By Adedapo Adesanya
BUA Cement Plc saw its profit after tax decline by 31.2 per cent in 2023 due to foreign exchange losses, triggered by the devaluation of the Naira by the Central Bank of Nigeria (CBN), amid a 27.4 per cent rise in revenue.
The company’s chairman, Mr AbdulSamad Rabiu, disclosed this on Thursday in Abuja at its 8th Annual General Meeting (AGM).
He informed shareholders that the cement maker witnessed an increase in net revenue of N460 billion within the period from N361 billion in 2022.
Last year, Nigeria carried out currency devaluations to prop up the Naira and this affected the operations of many companies.
“Profit after tax declined by 31.2 per cent to N70 billion from N101 billion recorded in the corresponding period in 2022.
“This was impacted by foreign exchange losses, which arose from the devaluation and the continued depreciation of the Naira,” he said.
The BUA board chairman explained that despite the reduction in the company’s bottom line, it is committed to shareholder value, announcing a dividend of N2 per share for the year ended December 31, 2023.
Mr Rabiu said that the operating environment within the period was challenging as global growth declined to 3.2 per cent in 2023 from 3.5 per cent recorded in 2022.
“Conversely, global inflation peaked at 6.8 per cent in 2023. Across Sub-Saharan Africa, economic growth declined to 3.3 per cent relative to the 4.0 per cent recorded in 2022, driven majorly by the global slowdown, weather shocks and supply-side issues,” he said.
He said that the company would continue to implement and pursue its strategic goals of expansion and increasing market share.
He said that it would also explore solutions that will enable it to sustain value creation for its shareholders and other stakeholders.

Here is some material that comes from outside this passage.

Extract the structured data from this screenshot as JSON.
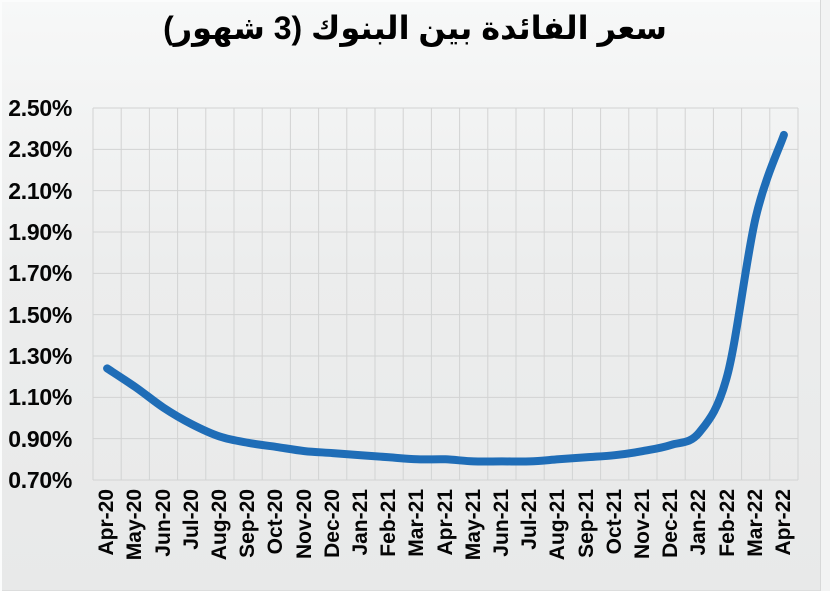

According to Mr Rabiu, the company also improved its capacity utilisation to 61.2 per cent in 2023 from 59.8 per cent in 2022, due to an increase in cement volumes dispatched, adding that the increase in volumes dispatched also increased market share.
“Furthermore, Earnings Before Interest, Taxes, Depreciation and Amortisation (EBITDA) rose to N169 billion from N155 billion recorded in the prior year,” he said.

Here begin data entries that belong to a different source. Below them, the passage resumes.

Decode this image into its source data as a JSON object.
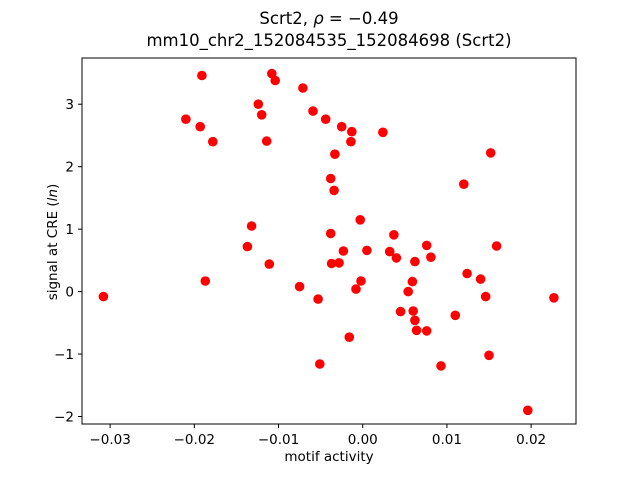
{
  "figure": {
    "title_line1": {
      "prefix": "Scrt2, ",
      "italic": "ρ",
      "suffix": " = −0.49"
    },
    "title_line2": "mm10_chr2_152084535_152084698 (Scrt2)",
    "xlabel": "motif activity",
    "ylabel": {
      "prefix": "signal at CRE (",
      "italic": "ln",
      "suffix": ")"
    }
  },
  "chart_data": {
    "type": "scatter",
    "title": "Scrt2, ρ = −0.49",
    "subtitle": "mm10_chr2_152084535_152084698 (Scrt2)",
    "xlabel": "motif activity",
    "ylabel": "signal at CRE (ln)",
    "marker": "circle",
    "marker_color": "#ff0000",
    "grid": false,
    "legend_position": "none",
    "xlim": [
      -0.03334,
      0.02533
    ],
    "ylim": [
      -2.12,
      3.74
    ],
    "x_ticks": [
      -0.03,
      -0.02,
      -0.01,
      0.0,
      0.01,
      0.02
    ],
    "x_tick_labels": [
      "−0.03",
      "−0.02",
      "−0.01",
      "0.00",
      "0.01",
      "0.02"
    ],
    "y_ticks": [
      -2,
      -1,
      0,
      1,
      2,
      3
    ],
    "y_tick_labels": [
      "−2",
      "−1",
      "0",
      "1",
      "2",
      "3"
    ],
    "points": [
      [
        -0.0191,
        3.46
      ],
      [
        -0.021,
        2.76
      ],
      [
        -0.0193,
        2.64
      ],
      [
        -0.0178,
        2.4
      ],
      [
        -0.0108,
        3.49
      ],
      [
        -0.0104,
        3.38
      ],
      [
        -0.0071,
        3.26
      ],
      [
        -0.0124,
        3.0
      ],
      [
        -0.012,
        2.83
      ],
      [
        -0.0059,
        2.89
      ],
      [
        -0.0044,
        2.76
      ],
      [
        -0.0025,
        2.64
      ],
      [
        -0.0013,
        2.56
      ],
      [
        -0.0014,
        2.4
      ],
      [
        0.0024,
        2.55
      ],
      [
        -0.0114,
        2.41
      ],
      [
        -0.0033,
        2.2
      ],
      [
        -0.0038,
        1.81
      ],
      [
        -0.0034,
        1.62
      ],
      [
        -0.0003,
        1.15
      ],
      [
        -0.0132,
        1.05
      ],
      [
        -0.0038,
        0.93
      ],
      [
        0.0037,
        0.91
      ],
      [
        0.0152,
        2.22
      ],
      [
        0.012,
        1.72
      ],
      [
        -0.0308,
        -0.08
      ],
      [
        -0.0187,
        0.17
      ],
      [
        -0.0137,
        0.72
      ],
      [
        -0.0111,
        0.44
      ],
      [
        -0.0023,
        0.65
      ],
      [
        0.0005,
        0.66
      ],
      [
        -0.0075,
        0.08
      ],
      [
        -0.0053,
        -0.12
      ],
      [
        -0.0002,
        0.17
      ],
      [
        -0.0008,
        0.04
      ],
      [
        -0.0016,
        -0.73
      ],
      [
        -0.0051,
        -1.16
      ],
      [
        0.0032,
        0.64
      ],
      [
        0.004,
        0.54
      ],
      [
        0.0062,
        0.48
      ],
      [
        0.0076,
        0.74
      ],
      [
        0.0081,
        0.55
      ],
      [
        0.0059,
        0.16
      ],
      [
        0.0054,
        0.0
      ],
      [
        0.0045,
        -0.32
      ],
      [
        0.006,
        -0.31
      ],
      [
        0.0062,
        -0.46
      ],
      [
        0.0064,
        -0.62
      ],
      [
        0.0076,
        -0.63
      ],
      [
        0.0159,
        0.73
      ],
      [
        0.0124,
        0.29
      ],
      [
        0.014,
        0.2
      ],
      [
        0.0146,
        -0.08
      ],
      [
        0.0227,
        -0.1
      ],
      [
        0.011,
        -0.38
      ],
      [
        0.015,
        -1.02
      ],
      [
        0.0093,
        -1.19
      ],
      [
        0.0196,
        -1.9
      ],
      [
        -0.0037,
        0.45
      ],
      [
        -0.0028,
        0.46
      ]
    ]
  }
}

On his part, Mr Yusuf Binji, the Managing Director of the company, said that the major challenges faced during the year arose from the currency redesign policy of the Central Bank of Nigeria (CBN).
Mr Binji said that the 2023 general elections and foreign exchange volatilities also created major challenges.

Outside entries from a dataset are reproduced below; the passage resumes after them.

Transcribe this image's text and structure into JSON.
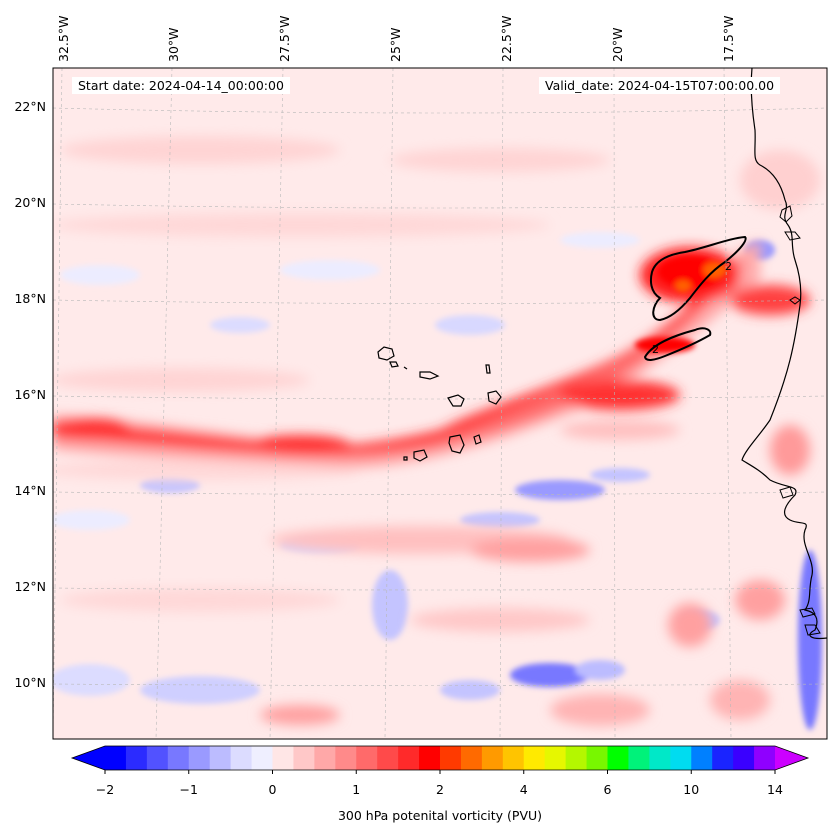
{
  "map": {
    "start_date": "Start date: 2024-04-14_00:00:00",
    "valid_date": "Valid_date: 2024-04-15T07:00:00.00",
    "longitude_labels": [
      "32.5°W",
      "30°W",
      "27.5°W",
      "25°W",
      "22.5°W",
      "20°W",
      "17.5°W"
    ],
    "latitude_labels": [
      "22°N",
      "20°N",
      "18°N",
      "16°N",
      "14°N",
      "12°N",
      "10°N"
    ],
    "contour_label": "2",
    "colorbar": {
      "label": "300 hPa potenital vorticity (PVU)",
      "ticks": [
        "−2",
        "−1",
        "0",
        "1",
        "2",
        "4",
        "6",
        "10",
        "14"
      ],
      "colors": [
        "#0000ff",
        "#2b2bff",
        "#5252ff",
        "#7878ff",
        "#9a9aff",
        "#bcbcff",
        "#dcdcff",
        "#efefff",
        "#ffe6e6",
        "#ffc8c8",
        "#ffa8a8",
        "#ff8a8a",
        "#ff6a6a",
        "#ff4a4a",
        "#ff2a2a",
        "#ff0000",
        "#ff3a00",
        "#ff6a00",
        "#ff9a00",
        "#ffc400",
        "#ffea00",
        "#e6f700",
        "#b4f700",
        "#78f700",
        "#00ff00",
        "#00f27a",
        "#00e8c8",
        "#00dcf0",
        "#0080ff",
        "#1a24ff",
        "#3a00ff",
        "#8f00ff"
      ],
      "extend_low_color": "#0000ff",
      "extend_high_color": "#cc00ff"
    },
    "coastline_color": "#000000",
    "background_color": "#ffe9e9"
  }
}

“Like every manufacturing business, some of our inputs are dollar-denominated, and with the devaluation and continued depreciation of the Naira, we recorded rising energy and other raw materials’ costs.
“Also, the depreciation of the Naira led to the revaluation of existing liabilities on the balance sheet, which resulted in an exchange loss of N70 billion,” he said.